In this work, we introduce TaRGET and TaRBench, both of which are elaborated on in the subsequent sections.
Ensuring the quality of software systems through testing is a critical aspect of software development. However, the maintenance of test cases presents significant challenges, both in terms of complexity and cost. The constant need for updates to align with evolving systems under test can result in broken test cases, leading to a reduction in test suite quality and disruptions in the software development process. To address these challenges, we introduce TaRGET (Test Repair GEneraTor), an approach that leverages pre-trained code language models (CLMs) for automated test case repair. TaRGET treats test repair as a language translation task and employs a two-step process to fine-tune a language model using essential context data that characterizes test breakages.

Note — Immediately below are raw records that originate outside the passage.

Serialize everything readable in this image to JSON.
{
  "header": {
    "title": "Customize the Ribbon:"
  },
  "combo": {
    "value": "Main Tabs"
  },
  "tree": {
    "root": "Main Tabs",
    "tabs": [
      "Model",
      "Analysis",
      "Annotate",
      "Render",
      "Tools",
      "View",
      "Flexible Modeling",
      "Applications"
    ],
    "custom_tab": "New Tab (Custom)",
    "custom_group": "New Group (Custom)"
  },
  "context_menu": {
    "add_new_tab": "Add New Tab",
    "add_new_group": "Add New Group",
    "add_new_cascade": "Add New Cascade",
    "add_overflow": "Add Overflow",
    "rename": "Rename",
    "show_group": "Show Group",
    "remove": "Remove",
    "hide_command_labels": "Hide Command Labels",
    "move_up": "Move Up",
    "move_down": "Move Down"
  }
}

TaRBench is a comprehensive benchmark that we developed to evaluate the effectiveness of TaRGET in automated test case repair. The benchmark encompasses 45,373 broken test repairs across 59 open-source projects, providing a diverse and extensive dataset for assessing the capabilities of TaRGET. TaRBench plus TaRGET's best results and generations can be accessed at:
This repository is a supplement to our paper (accepted at IEEE TSE) which can be found on TSE.2025.3541166. Please refer to the paper for details on definitions, experiments, and results. If you find this repository useful, please don't forget to ⭐ it and cite our paper:
@ARTICLE{saboor2025target,
author={Saboor Yaraghi, Ahmadreza and Holden, Darren and Kahani, Nafiseh and Briand, Lionel},
journal={IEEE Transactions on Software Engineering},
title={Automated Test Case Repair Using Language Models},
year={2025},
pages={1-31},
doi={10.1109/TSE.2025.3541166}}
We conducted our experiments using Python 3.8.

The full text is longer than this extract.